Physiological relevance is a scientific concept that refers to the applicability or significance of a particular experimental finding or biological observation in the context of normal bodily functions. This concept is often used in biomedical research, where scientists strive to design experiments that not only yield statistically significant results but also have direct implications for understanding human health and disease.

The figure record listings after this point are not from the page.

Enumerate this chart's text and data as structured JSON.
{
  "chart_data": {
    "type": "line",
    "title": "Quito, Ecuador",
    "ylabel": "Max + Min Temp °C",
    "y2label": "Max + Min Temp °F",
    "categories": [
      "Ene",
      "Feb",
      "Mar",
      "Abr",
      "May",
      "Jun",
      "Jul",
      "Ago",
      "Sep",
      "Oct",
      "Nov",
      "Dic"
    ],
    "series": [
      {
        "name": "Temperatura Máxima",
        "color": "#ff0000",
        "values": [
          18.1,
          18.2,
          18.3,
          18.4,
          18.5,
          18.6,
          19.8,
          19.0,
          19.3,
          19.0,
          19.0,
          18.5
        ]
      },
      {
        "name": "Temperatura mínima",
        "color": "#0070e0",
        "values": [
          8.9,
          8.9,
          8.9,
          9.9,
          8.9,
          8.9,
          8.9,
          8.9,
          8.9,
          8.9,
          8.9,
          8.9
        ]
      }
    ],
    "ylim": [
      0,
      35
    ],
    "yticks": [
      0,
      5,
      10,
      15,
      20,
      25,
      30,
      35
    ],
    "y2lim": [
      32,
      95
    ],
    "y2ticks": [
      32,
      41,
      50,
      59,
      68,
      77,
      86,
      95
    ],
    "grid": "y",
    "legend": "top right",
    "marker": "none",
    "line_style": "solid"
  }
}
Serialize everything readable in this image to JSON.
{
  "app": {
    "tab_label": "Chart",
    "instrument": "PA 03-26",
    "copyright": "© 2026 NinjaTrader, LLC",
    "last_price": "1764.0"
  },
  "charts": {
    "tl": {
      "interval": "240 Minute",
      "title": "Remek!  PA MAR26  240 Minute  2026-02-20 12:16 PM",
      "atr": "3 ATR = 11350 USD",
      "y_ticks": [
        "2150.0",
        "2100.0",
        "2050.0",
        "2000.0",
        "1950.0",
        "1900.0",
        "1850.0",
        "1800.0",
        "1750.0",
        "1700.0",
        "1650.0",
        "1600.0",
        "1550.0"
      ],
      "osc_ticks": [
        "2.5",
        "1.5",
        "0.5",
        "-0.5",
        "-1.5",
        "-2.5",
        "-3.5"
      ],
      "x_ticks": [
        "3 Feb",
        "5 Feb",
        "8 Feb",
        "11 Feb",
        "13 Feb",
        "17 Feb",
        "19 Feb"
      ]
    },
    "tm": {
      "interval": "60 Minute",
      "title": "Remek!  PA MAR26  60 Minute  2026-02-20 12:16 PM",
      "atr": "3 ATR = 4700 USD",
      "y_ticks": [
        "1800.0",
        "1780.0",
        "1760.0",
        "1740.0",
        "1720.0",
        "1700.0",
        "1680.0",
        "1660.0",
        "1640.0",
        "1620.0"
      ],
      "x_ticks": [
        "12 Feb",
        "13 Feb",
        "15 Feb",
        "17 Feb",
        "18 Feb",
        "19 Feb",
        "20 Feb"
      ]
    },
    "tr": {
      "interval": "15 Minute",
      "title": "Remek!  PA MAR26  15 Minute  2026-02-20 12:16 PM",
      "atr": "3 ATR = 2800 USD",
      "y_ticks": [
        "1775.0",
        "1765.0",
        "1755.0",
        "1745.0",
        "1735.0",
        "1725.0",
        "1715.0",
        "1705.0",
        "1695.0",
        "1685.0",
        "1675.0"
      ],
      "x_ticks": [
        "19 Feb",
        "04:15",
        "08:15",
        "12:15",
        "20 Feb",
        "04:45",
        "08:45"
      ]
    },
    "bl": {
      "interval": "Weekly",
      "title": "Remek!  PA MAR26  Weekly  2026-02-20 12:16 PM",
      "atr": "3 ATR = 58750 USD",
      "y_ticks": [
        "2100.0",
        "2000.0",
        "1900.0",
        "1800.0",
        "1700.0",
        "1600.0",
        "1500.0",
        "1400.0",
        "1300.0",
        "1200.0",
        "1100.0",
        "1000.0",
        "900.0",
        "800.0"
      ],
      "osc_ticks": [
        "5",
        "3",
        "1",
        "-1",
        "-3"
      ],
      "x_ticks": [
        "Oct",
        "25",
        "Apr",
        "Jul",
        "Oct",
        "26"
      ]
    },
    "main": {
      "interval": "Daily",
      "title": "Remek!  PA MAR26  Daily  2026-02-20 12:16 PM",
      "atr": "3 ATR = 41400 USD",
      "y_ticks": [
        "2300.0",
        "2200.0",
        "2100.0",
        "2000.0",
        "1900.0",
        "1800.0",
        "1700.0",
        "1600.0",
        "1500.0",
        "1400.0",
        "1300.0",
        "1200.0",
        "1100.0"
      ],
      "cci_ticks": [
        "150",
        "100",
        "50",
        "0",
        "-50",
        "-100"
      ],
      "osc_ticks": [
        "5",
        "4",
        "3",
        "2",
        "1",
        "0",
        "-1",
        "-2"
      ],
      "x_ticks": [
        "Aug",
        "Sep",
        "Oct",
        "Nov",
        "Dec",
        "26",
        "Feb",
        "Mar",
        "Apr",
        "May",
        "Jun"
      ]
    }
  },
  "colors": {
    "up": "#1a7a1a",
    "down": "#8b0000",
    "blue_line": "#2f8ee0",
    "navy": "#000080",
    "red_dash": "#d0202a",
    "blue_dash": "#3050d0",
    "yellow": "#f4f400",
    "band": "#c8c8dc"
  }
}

== Importance in biomedical research ==
Physiological relevance is a critical factor in biomedical research because it helps to bridge the gap between basic science and clinical application. Researchers aim to design studies that not only yield statistically significant results but also have direct implications for understanding human health and disease. For example, a study on the effects of a new drug on cancer cells in a lab dish might show promising results. However, these findings would only be considered physiologically relevant if the drug also demonstrated efficacy in animal models or clinical trials, where the complex interplay of various bodily systems and processes are taken into account.

== Examples ==
A classic example of physiological relevance is the discovery of insulin. In the early 20th century, scientists found that injecting diabetic dogs with extracts from the pancreas of healthy dogs could normalize their blood sugar levels. This finding was not only statistically significant but also physiologically relevant, as it led to the development of insulin therapy for diabetes in humans.

In tissue engineering, physiological relevance means that living tissue constructs in vitro are morphologically and functionally similar to native tissue. Bioengineering approaches to modify the mechanical properties of scaffolds and functionalize materials with growth factors or gene therapeutics.

== Challenges ==
One of the main challenges in ensuring physiological relevance is the inherent complexity of biological systems. Many factors can influence the outcome of an experiment, from the genetic makeup of the test subjects to the specific conditions under which the experiment is conducted. Furthermore, what is physiologically relevant in one species may not be in another, making it difficult to extrapolate findings from animal models to humans.

Another challenge is that physiological relevance is not always easy to quantify. Unlike statistical significance, which can be calculated using well-established mathematical formulas, physiological relevance often requires a more subjective, holistic assessment of the data. A limited number of quantitative models have been applied to improve the physiological relevance of biological systems.